Sin apenas darnos cuenta, aquello de vivir en las redes sociales se convirtió en una manera de existir. El cambio fue muy paulatino: hace escasamente tres décadas, contar con Internet a través de un lentísimo módem de escritorio era no sólo un avance de trabajo y de comunicación, sino una manera de acercarnos el mundo que no podíamos visitar de otra manera —museos, descubrimientos científicos, juegos— y desde luego de establecer alguna conversación máquina a máquina mediante programas que hoy nos parecen de los Picapiedra, pero que fueron la base de la actual comunicación interpersonal y grupal.

Hasta ahí, con las soluciones que ofrecía avanzar en un texto, guardarlo en un floppy —qué lejanos se ven hoy— y llevarlo luego a la redacción o a la oficina, según, aquello era un enorme salto. Y por la época comenzaron a ser eficaces no sólo los correos electrónicos —sin imágenes y con un formato que nos puede parecer espantoso en el presente— sino algo que vino a cambiar la forma de relacionarnos unos con otros. Que si fue para bien, no está en duda. Desde luego que fue para bien: las salas de chat, los grupos de amigos o conocidos con intereses comunes (el ajedrez, digamos, que podía jugarse de forma remota y en tiempo real) nos acercaron.
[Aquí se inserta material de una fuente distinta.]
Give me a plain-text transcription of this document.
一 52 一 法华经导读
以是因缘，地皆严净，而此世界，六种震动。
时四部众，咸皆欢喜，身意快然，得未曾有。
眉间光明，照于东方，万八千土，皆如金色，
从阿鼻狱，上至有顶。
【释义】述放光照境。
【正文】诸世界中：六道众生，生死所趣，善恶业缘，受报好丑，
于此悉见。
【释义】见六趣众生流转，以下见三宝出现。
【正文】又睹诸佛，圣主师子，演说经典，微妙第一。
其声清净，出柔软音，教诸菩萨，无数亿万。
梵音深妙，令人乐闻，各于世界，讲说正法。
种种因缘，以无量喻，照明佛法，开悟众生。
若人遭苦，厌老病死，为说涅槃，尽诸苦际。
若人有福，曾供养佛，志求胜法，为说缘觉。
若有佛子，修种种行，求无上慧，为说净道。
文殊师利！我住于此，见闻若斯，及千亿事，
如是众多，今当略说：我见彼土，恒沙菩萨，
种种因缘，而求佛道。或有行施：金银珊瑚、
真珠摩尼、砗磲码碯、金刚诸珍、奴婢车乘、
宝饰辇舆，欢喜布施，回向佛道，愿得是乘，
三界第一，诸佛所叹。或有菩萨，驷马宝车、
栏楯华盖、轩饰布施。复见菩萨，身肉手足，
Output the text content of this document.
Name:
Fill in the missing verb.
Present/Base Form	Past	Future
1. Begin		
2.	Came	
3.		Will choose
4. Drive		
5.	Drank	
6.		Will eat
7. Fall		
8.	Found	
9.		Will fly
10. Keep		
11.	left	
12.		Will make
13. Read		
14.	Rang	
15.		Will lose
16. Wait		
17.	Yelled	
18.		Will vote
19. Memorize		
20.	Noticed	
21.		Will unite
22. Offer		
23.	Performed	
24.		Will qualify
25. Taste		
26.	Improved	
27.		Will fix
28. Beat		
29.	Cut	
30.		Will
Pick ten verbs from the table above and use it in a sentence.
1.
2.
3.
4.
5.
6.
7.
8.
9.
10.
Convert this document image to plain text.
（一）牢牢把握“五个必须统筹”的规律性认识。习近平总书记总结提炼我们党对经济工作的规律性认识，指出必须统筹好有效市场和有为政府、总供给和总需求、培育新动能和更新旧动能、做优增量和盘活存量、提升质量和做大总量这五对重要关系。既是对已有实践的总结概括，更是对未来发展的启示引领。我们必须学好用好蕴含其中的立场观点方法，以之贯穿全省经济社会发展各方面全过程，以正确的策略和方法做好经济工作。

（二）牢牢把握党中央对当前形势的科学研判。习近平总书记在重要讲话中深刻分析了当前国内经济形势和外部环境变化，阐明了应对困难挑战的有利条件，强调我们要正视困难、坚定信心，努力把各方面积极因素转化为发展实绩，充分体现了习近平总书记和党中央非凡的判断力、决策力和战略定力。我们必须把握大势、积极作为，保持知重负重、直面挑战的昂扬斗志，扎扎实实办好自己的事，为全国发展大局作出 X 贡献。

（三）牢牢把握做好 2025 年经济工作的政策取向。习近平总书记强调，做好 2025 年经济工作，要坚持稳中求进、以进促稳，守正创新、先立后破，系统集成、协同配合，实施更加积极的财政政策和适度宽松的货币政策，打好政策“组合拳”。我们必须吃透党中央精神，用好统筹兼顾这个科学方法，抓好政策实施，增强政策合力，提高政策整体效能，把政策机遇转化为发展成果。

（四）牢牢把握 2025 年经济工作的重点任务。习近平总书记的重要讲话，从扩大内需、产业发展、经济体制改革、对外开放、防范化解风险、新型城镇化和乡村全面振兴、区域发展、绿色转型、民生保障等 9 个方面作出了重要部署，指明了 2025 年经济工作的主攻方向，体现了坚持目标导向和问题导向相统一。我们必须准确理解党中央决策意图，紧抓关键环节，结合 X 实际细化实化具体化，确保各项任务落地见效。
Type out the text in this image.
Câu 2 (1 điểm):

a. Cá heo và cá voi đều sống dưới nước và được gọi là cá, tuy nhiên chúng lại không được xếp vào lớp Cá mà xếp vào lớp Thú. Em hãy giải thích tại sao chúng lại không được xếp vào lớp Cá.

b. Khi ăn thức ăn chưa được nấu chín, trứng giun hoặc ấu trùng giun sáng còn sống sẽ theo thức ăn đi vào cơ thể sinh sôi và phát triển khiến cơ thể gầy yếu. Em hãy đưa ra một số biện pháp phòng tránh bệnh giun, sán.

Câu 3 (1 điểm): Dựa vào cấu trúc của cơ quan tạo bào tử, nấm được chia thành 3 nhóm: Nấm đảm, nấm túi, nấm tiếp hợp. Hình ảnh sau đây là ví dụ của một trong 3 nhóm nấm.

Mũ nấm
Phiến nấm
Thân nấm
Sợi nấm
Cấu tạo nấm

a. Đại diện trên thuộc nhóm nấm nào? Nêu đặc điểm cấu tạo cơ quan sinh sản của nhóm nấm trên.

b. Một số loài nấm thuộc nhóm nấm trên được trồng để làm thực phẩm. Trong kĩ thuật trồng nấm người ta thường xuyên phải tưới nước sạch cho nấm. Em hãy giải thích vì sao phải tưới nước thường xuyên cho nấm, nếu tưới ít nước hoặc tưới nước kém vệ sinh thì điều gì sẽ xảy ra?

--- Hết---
Pero, y también fue un beneficio, aparecieron las redes sociales. Menuda alegría la de encontrar a personas queridas en aquellas incipientes maravillas. Y justo eso, déjeme insistir, lo cambió todo. Fue un paso enorme en la evolución del pensamiento: miles, primero, y luego millones de personas prófugas de la letra, recordaron que el lenguaje también se podía escribir y leer, no sólo decir de viva voz. La masificación de las redes, sin embargo, le brindó de manera posterior y en lo que podemos considerar ya la actualidad, la posibilidad de tener una vida en la red. Cuidadín: no digo “otra” vida, sino la vida misma. Y qué bien, pues, como dice la frase hecha, “todo suma”.

Sólo que el poder de las redes sociales implicaría la responsabilidad personal hasta donde, se entiende, empieza la libertad, la vida privada y las creencias de cada uno de todos quienes nos rodean. Pero no sucede del todo así y por ello las empresas han ido endureciendo sus políticas de permisividad para que las redes no se conviertan en lo que son en algunas manos: desinformación pura, muchas veces malintencionada o, acaso, producto de la más absoluta ignorancia.

Desde luego existe la opción de no leer ciertos mensajes en las redes, de darle a la opción de “silenciar” o de “bloquear”. Pero el fenómeno sigue ahí porque el mundo de las redes es reflejo ambivalente, al mismo tiempo fiel y distorsionado, de la condición humana. Y eso sí que no cambia con la tecnología.

Ahí está el caso de la señora Navidad —actriz, cantante— que provoca una respuesta preocupantemente numerosa con sus afirmaciones. Mire, si la señora o quien sea, quiere decir que la llegada a la Luna fue puro cuento, es hasta gracioso. Pero si dice que el atentado a las Torres Gemelas fue una gran mentira, ya se está metiendo en un terreno muy delicado no sólo de geopolítica, sino que niega el dolor de quienes ahí fallecieron o quedaron en muy malas condiciones y también de sus familias. Pero, además, si afirma que el coronavirus no es más que una estrategia algo así como para controlarnos, entonces atenta contra la salud nacional porque lamentablemente hay muchísimas personas que, por inocencia cultural, le creen.

Vivamos en las redes sociales. Pero, aguas, no vaya a ser que pasemos, por descuidarnos, una muy amarga Navidad.